I have a google cloud run service which is triggered via pubsub and grabs data from an azure api and places it in a gcp bucket using smart_open.
with smart_open.open(destination, "wb") as fout:
schema = pyarrow_adapters.json_schema_to_pyarrow_schema(self.desired_schema)
data_frame.to_parquet(
path=fout,
engine="pyarrow",
compression="gzip",
schema=schema,
use_compliant_nested_type=False,
)
Edit: This is the error I get in google-resumable-media-python
This saves 100s of thousads of files in a few hours time, each day there's a few failures with this error which I cannot figure out how to fix.
Retrieving Azure Metrics for Resource ID: xxx Configuration is: xxx Error retrieving metrics: Connection broken: IncompleteRead(15773 bytes read, 125469 more expected)', IncompleteRead(15773 bytes read, 125469 more expected))
And also sometimes a very similar error like this
Retrieving Azure Metrics for Resource ID: xxx Configuration is: xxx Error retrieving metrics: Bytes stream is in unexpected state. The local stream has had 8887 bytes read from it while 0 bytes have already been updated (they should match).
The metrics for cloudrun look good, and I have no idea how to debug this further.
Steps to replicate.
Setup a cloudrun service that runs a flask app with a single endpoint that picks up events from an eventarc trigger.
@app.route("/", methods=["POST"])
def index():
data = request.get_json()
if not data:
msg = "no Pub/Sub message received"
print(f"error: {msg}")
return f"Bad Request: {msg}", 400
if not isinstance(data, dict) or "message" not in data:
msg = "invalid Pub/Sub message formaty"
print(f"error: {msg}")
return f"Bad Request: {msg}", 400
pubsub_message = data["message"]
Use gunicorn to run this, Dockerfile
...
CMD ./azu_metrics_extractor_pex.pex \
azu_metrics_extractor.main:app \
-b :${PORT} \
-w 3 \
--threads=8 \
--timeout=0
The service should use info in the pubsub message to grab resource data from azure, convert to parquet, and write it to a gcp bucket using smart_open
with smart_open.open(destination, "wb") as fout:
schema = pyarrow_adapters.json_schema_to_pyarrow_schema(self.desired_schema)
data_frame.to_parquet(
path=fout,
engine="pyarrow",
compression="gzip",
schema=schema,
use_compliant_nested_type=False,
)
Trigger the pubsub topic with ~10k messages in one hour
Notice that roughly 2 or 3 of those parquet files that were to be saved to gcp failed to save with the above errors.
Potentially related to this open issue for smart_open https://github.com/piskvorky/smart_open/issues/784
We had this "connection broken" error in GCP Workflows calling cloud function.

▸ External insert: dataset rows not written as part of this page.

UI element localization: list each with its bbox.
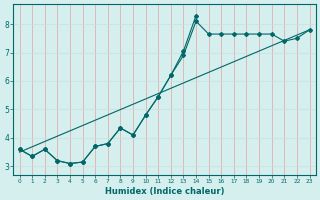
X-axis label: Humidex (Indice chaleur): Humidex (Indice chaleur) <box>105 187 224 196</box>
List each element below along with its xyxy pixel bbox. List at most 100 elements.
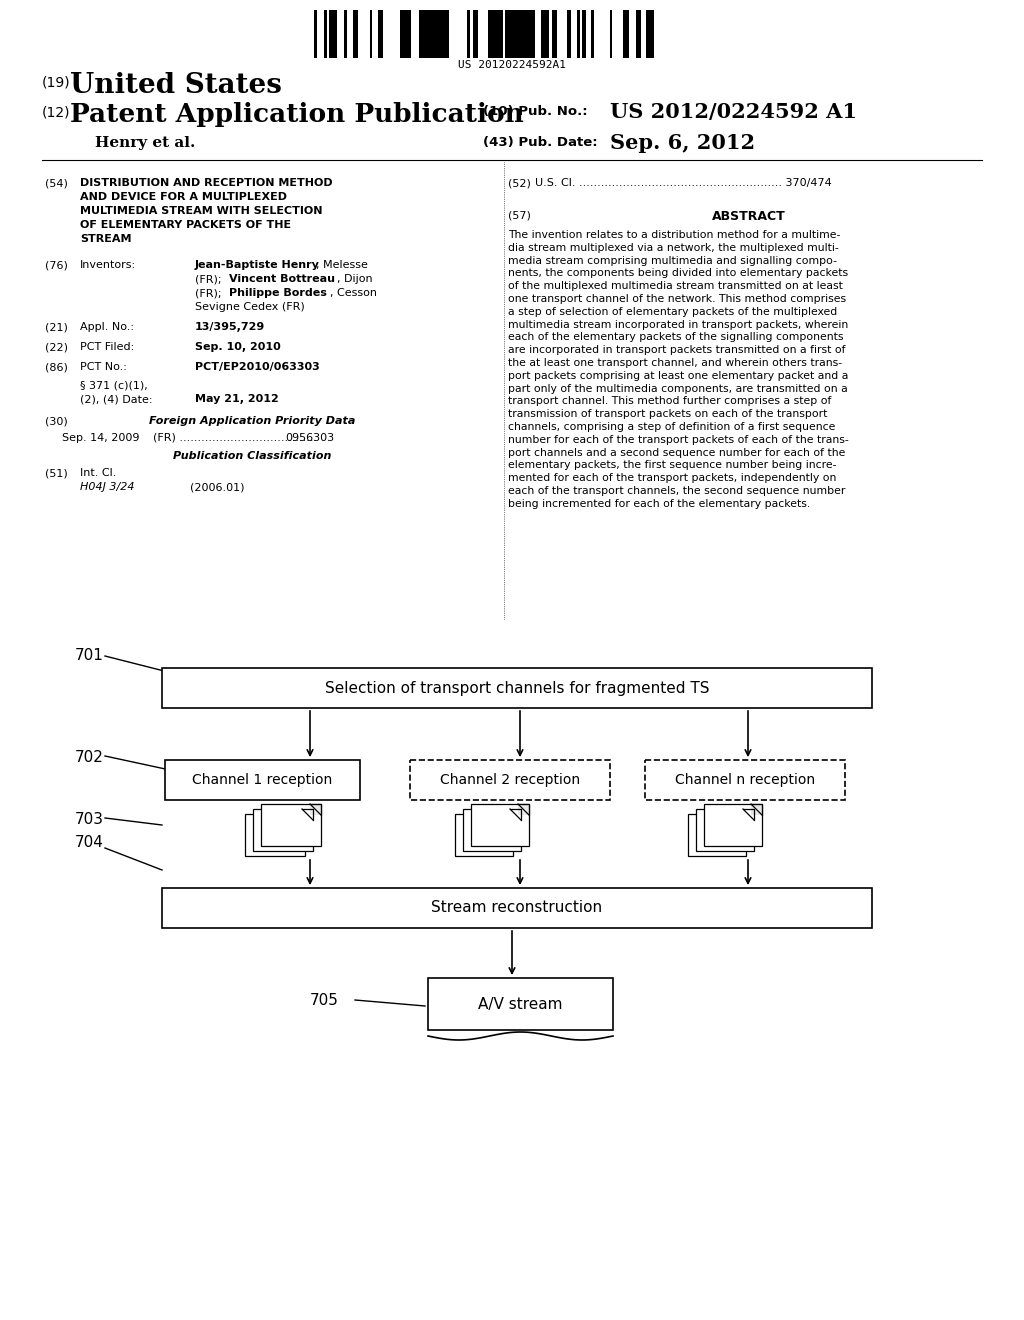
Bar bbox=[521, 11, 523, 58]
Bar bbox=[547, 11, 549, 58]
Text: nents, the components being divided into elementary packets: nents, the components being divided into… bbox=[508, 268, 848, 279]
Text: media stream comprising multimedia and signalling compo-: media stream comprising multimedia and s… bbox=[508, 256, 837, 265]
Bar bbox=[541, 11, 547, 58]
Bar bbox=[344, 11, 347, 58]
Text: DISTRIBUTION AND RECEPTION METHOD: DISTRIBUTION AND RECEPTION METHOD bbox=[80, 178, 333, 187]
Text: Patent Application Publication: Patent Application Publication bbox=[70, 102, 523, 127]
Bar bbox=[310, 804, 321, 814]
Bar bbox=[334, 11, 337, 58]
Text: 704: 704 bbox=[75, 836, 103, 850]
Text: multimedia stream incorporated in transport packets, wherein: multimedia stream incorporated in transp… bbox=[508, 319, 848, 330]
Bar bbox=[582, 11, 586, 58]
Text: PCT/EP2010/063303: PCT/EP2010/063303 bbox=[195, 362, 319, 372]
Bar bbox=[471, 804, 529, 846]
Bar bbox=[261, 804, 321, 846]
Bar bbox=[502, 814, 513, 825]
Text: Channel n reception: Channel n reception bbox=[675, 774, 815, 787]
Text: mented for each of the transport packets, independently on: mented for each of the transport packets… bbox=[508, 473, 837, 483]
Text: , Melesse: , Melesse bbox=[316, 260, 368, 271]
Bar bbox=[511, 11, 517, 58]
Text: , Dijon: , Dijon bbox=[337, 275, 373, 284]
Text: US 2012/0224592 A1: US 2012/0224592 A1 bbox=[610, 102, 857, 121]
Text: (FR) ......................................: (FR) ...................................… bbox=[153, 433, 317, 444]
Text: dia stream multiplexed via a network, the multiplexed multi-: dia stream multiplexed via a network, th… bbox=[508, 243, 839, 253]
Text: PCT Filed:: PCT Filed: bbox=[80, 342, 134, 352]
Text: 703: 703 bbox=[75, 812, 104, 828]
Text: are incorporated in transport packets transmitted on a first of: are incorporated in transport packets tr… bbox=[508, 346, 846, 355]
Text: Inventors:: Inventors: bbox=[80, 260, 136, 271]
Text: May 21, 2012: May 21, 2012 bbox=[195, 393, 279, 404]
Bar bbox=[446, 11, 449, 58]
Text: Sevigne Cedex (FR): Sevigne Cedex (FR) bbox=[195, 302, 305, 312]
Bar bbox=[505, 11, 511, 58]
Text: US 20120224592A1: US 20120224592A1 bbox=[458, 59, 566, 70]
Text: (86): (86) bbox=[45, 362, 68, 372]
Bar bbox=[499, 11, 503, 58]
Text: Appl. No.:: Appl. No.: bbox=[80, 322, 134, 333]
Text: elementary packets, the first sequence number being incre-: elementary packets, the first sequence n… bbox=[508, 461, 837, 470]
Bar bbox=[463, 809, 521, 851]
Text: H04J 3/24: H04J 3/24 bbox=[80, 482, 134, 492]
Bar bbox=[302, 809, 313, 820]
Bar bbox=[636, 11, 638, 58]
Bar bbox=[370, 11, 372, 58]
Bar bbox=[638, 11, 641, 58]
Bar bbox=[528, 11, 531, 58]
Text: Int. Cl.: Int. Cl. bbox=[80, 469, 117, 478]
Bar bbox=[577, 11, 580, 58]
Text: PCT No.:: PCT No.: bbox=[80, 362, 127, 372]
Bar bbox=[165, 760, 360, 800]
Text: 701: 701 bbox=[75, 648, 103, 663]
Text: (FR);: (FR); bbox=[195, 275, 225, 284]
Bar bbox=[424, 11, 426, 58]
Text: the at least one transport channel, and wherein others trans-: the at least one transport channel, and … bbox=[508, 358, 842, 368]
Bar bbox=[253, 809, 313, 851]
Text: a step of selection of elementary packets of the multiplexed: a step of selection of elementary packet… bbox=[508, 306, 838, 317]
Text: channels, comprising a step of definition of a first sequence: channels, comprising a step of definitio… bbox=[508, 422, 836, 432]
Text: MULTIMEDIA STREAM WITH SELECTION: MULTIMEDIA STREAM WITH SELECTION bbox=[80, 206, 323, 216]
Text: (54): (54) bbox=[45, 178, 68, 187]
Text: A/V stream: A/V stream bbox=[478, 997, 563, 1011]
Text: ABSTRACT: ABSTRACT bbox=[712, 210, 785, 223]
Bar bbox=[467, 11, 470, 58]
Text: each of the transport channels, the second sequence number: each of the transport channels, the seco… bbox=[508, 486, 846, 496]
Text: (43) Pub. Date:: (43) Pub. Date: bbox=[483, 136, 598, 149]
Bar bbox=[517, 11, 521, 58]
Text: Sep. 6, 2012: Sep. 6, 2012 bbox=[610, 133, 755, 153]
Text: (19): (19) bbox=[42, 75, 71, 88]
Text: being incremented for each of the elementary packets.: being incremented for each of the elemen… bbox=[508, 499, 810, 508]
Bar bbox=[705, 804, 762, 846]
Bar bbox=[455, 814, 513, 855]
Bar bbox=[438, 11, 441, 58]
Text: part only of the multimedia components, are transmitted on a: part only of the multimedia components, … bbox=[508, 384, 848, 393]
Text: transmission of transport packets on each of the transport: transmission of transport packets on eac… bbox=[508, 409, 827, 420]
Text: (57): (57) bbox=[508, 210, 530, 220]
Text: The invention relates to a distribution method for a multime-: The invention relates to a distribution … bbox=[508, 230, 841, 240]
Text: 0956303: 0956303 bbox=[285, 433, 334, 444]
Text: Philippe Bordes: Philippe Bordes bbox=[229, 288, 327, 298]
Bar bbox=[688, 814, 746, 855]
Bar bbox=[488, 11, 493, 58]
Text: U.S. Cl. ........................................................ 370/474: U.S. Cl. ...............................… bbox=[535, 178, 831, 187]
Text: § 371 (c)(1),: § 371 (c)(1), bbox=[80, 380, 147, 389]
Text: Channel 2 reception: Channel 2 reception bbox=[440, 774, 580, 787]
Bar bbox=[646, 11, 648, 58]
Bar bbox=[510, 809, 521, 820]
Text: Henry et al.: Henry et al. bbox=[95, 136, 196, 150]
Bar bbox=[645, 760, 845, 800]
Text: 705: 705 bbox=[310, 993, 339, 1008]
Bar bbox=[353, 11, 358, 58]
Bar bbox=[403, 11, 407, 58]
Text: Foreign Application Priority Data: Foreign Application Priority Data bbox=[148, 416, 355, 426]
Bar bbox=[648, 11, 654, 58]
Text: Selection of transport channels for fragmented TS: Selection of transport channels for frag… bbox=[325, 681, 710, 696]
Bar bbox=[410, 760, 610, 800]
Text: OF ELEMENTARY PACKETS OF THE: OF ELEMENTARY PACKETS OF THE bbox=[80, 220, 291, 230]
Bar bbox=[441, 11, 446, 58]
Text: port channels and a second sequence number for each of the: port channels and a second sequence numb… bbox=[508, 447, 846, 458]
Text: Jean-Baptiste Henry: Jean-Baptiste Henry bbox=[195, 260, 319, 271]
Bar bbox=[735, 814, 746, 825]
Bar bbox=[245, 814, 305, 855]
Text: port packets comprising at least one elementary packet and a: port packets comprising at least one ele… bbox=[508, 371, 848, 380]
Text: of the multiplexed multimedia stream transmitted on at least: of the multiplexed multimedia stream tra… bbox=[508, 281, 843, 292]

As you describe, 2 - 3 errors in 10k. We checked this with GCP support and their solution was to build a retry function. They admitted that it was network related (and maybe still is).
So we came up with a custom retry in GCP workflows and never saw this error again.
retry:
predicate: $${custom_retry}
max_retries: 5
backoff:
initial_delay: 5
max_delay: 60
multiplier: 2
....
custom_retry:
params: [e]
steps:
- retry_always:
return: true
retry always sounds stupid but works in our case.
So in your cloud run code, you would need to catch the error and do a retry. Do you need help with that?